The memory garden is of unexpectedly massive dimensions, topped with a labyrinth, and ringed “by a substantial four-level wall of stone, something I’d expect to see on the Ole Miss campus or a historic homestead.” The massive garden and the labyrinth are metaphors, and they are anything but hidden in plain sight.
In keeping with this, the floral allusions mount up, each one underlining a plot point or theme. “Arizona offers not a single magnolia. No pink-tinged azaleas or fragrant gardenias.” That speaks to Lovey leaving Mississippi, and another line suggests the distance she has maintained from her family: “My Phoenix home is smaller than my Sedona shelter, but this one too is fronted by bright bougainvillea … Their thorns form a fierce defense.” The metaphors continue, innumerably. In the end, Lovey’s introspection is cast in terms of buds and blooms:
“What if I had made different choices from the start? What if I had stuck around to watch another year of seasons spin here in Oxford, staying to watch the daffodils bloom … What if we had kept right on kissing until the naked ladies emerged near the Osage orange? What if I had lingered long enough to see cape jasmine arrive, her voluptuous white bundles an aromatic call for summer love? Or even longer, when the spider lilies burst open in the fall and the yellow autumn light fell low among mossy roots?”
Note also that Fisher (“That smile again! Matthew McConaughey’s got nothing on this man”) has studied landscape architecture. This foreshadows a great deal.
William Faulkner’s ghost hangs over this book. Cantrell sends her characters on emotionally freighted pilgrimages to Rowan Oak and the Union County Heritage Museum (in New Albany, the novelist’s birthplace), as well as the Eudora Welty house in Jackson. Faulkner’s gravesite is the scene of a soul-baring exchange and a tearful reconciliation.
The attention that Cantrell pays to Faulkner, as well as her matter-of-fact description of lake water, cues the reader to read more closely. A writer who can speak plainly, and who can quote and discuss Faulkner without being drawn to imitate his sentences, must have a reason for being verbose. And this would seem to lie behind the narrative’s flowery style. As Lovey examines her life and career, she revisits a landscape of feuds, errors, and exiles. For there to be a happy ending, this bleakness and doubt need to be blasted with something bright and exuberant. The metaphors of flowers and gardens offer that—imagery that is vibrant and brilliant and zestfully piled on.

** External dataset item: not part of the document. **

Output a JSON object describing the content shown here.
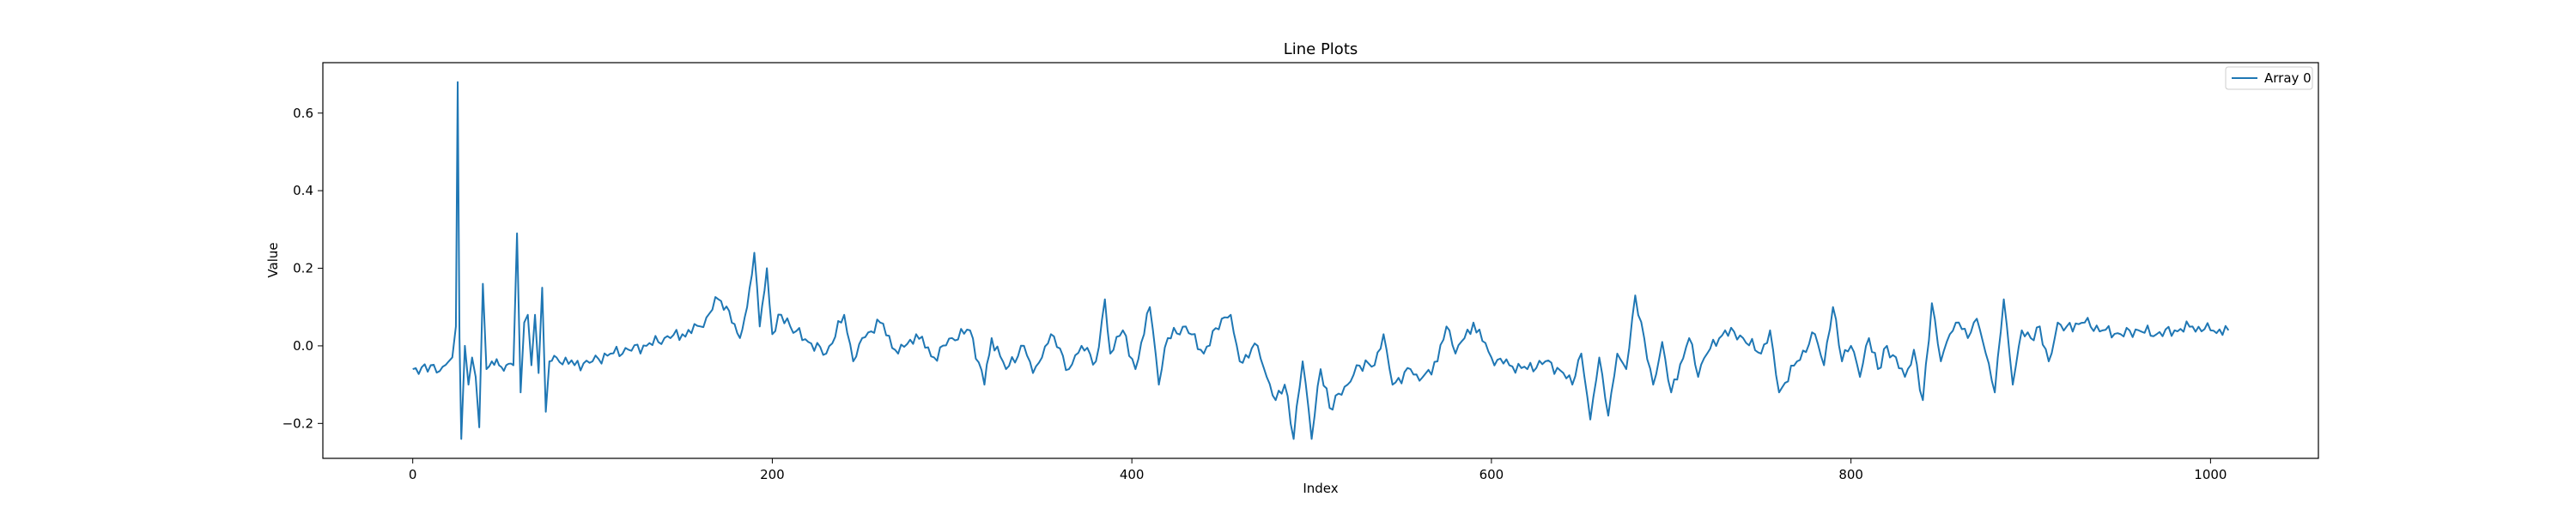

Gertrude Jekyll, in the one North American garden that she designed, eschewed toying with subtle spins and drifts of color. Instead, she planned a garden centered on a mass of yellow: gold daylilies, heleniums, ox-eye sunflowers, and black-eyed susans, a sunlit burst of flowers. The effect was striking—uniquely overwhelming.
Ms. Cantrell has aimed for and attained a similar effect. She knows her way around romance novels, she knows her craft, and she has fashioned a novel that is both reliably romantic and wickedly over-the-top.
Allen Boyer, the Book Editor of HottyToddy, is a native of Oxford. His book “Rocky Boyer’s War,” a WWII history based on his father’s wartime diary, was recently published by the Naval Institute Press.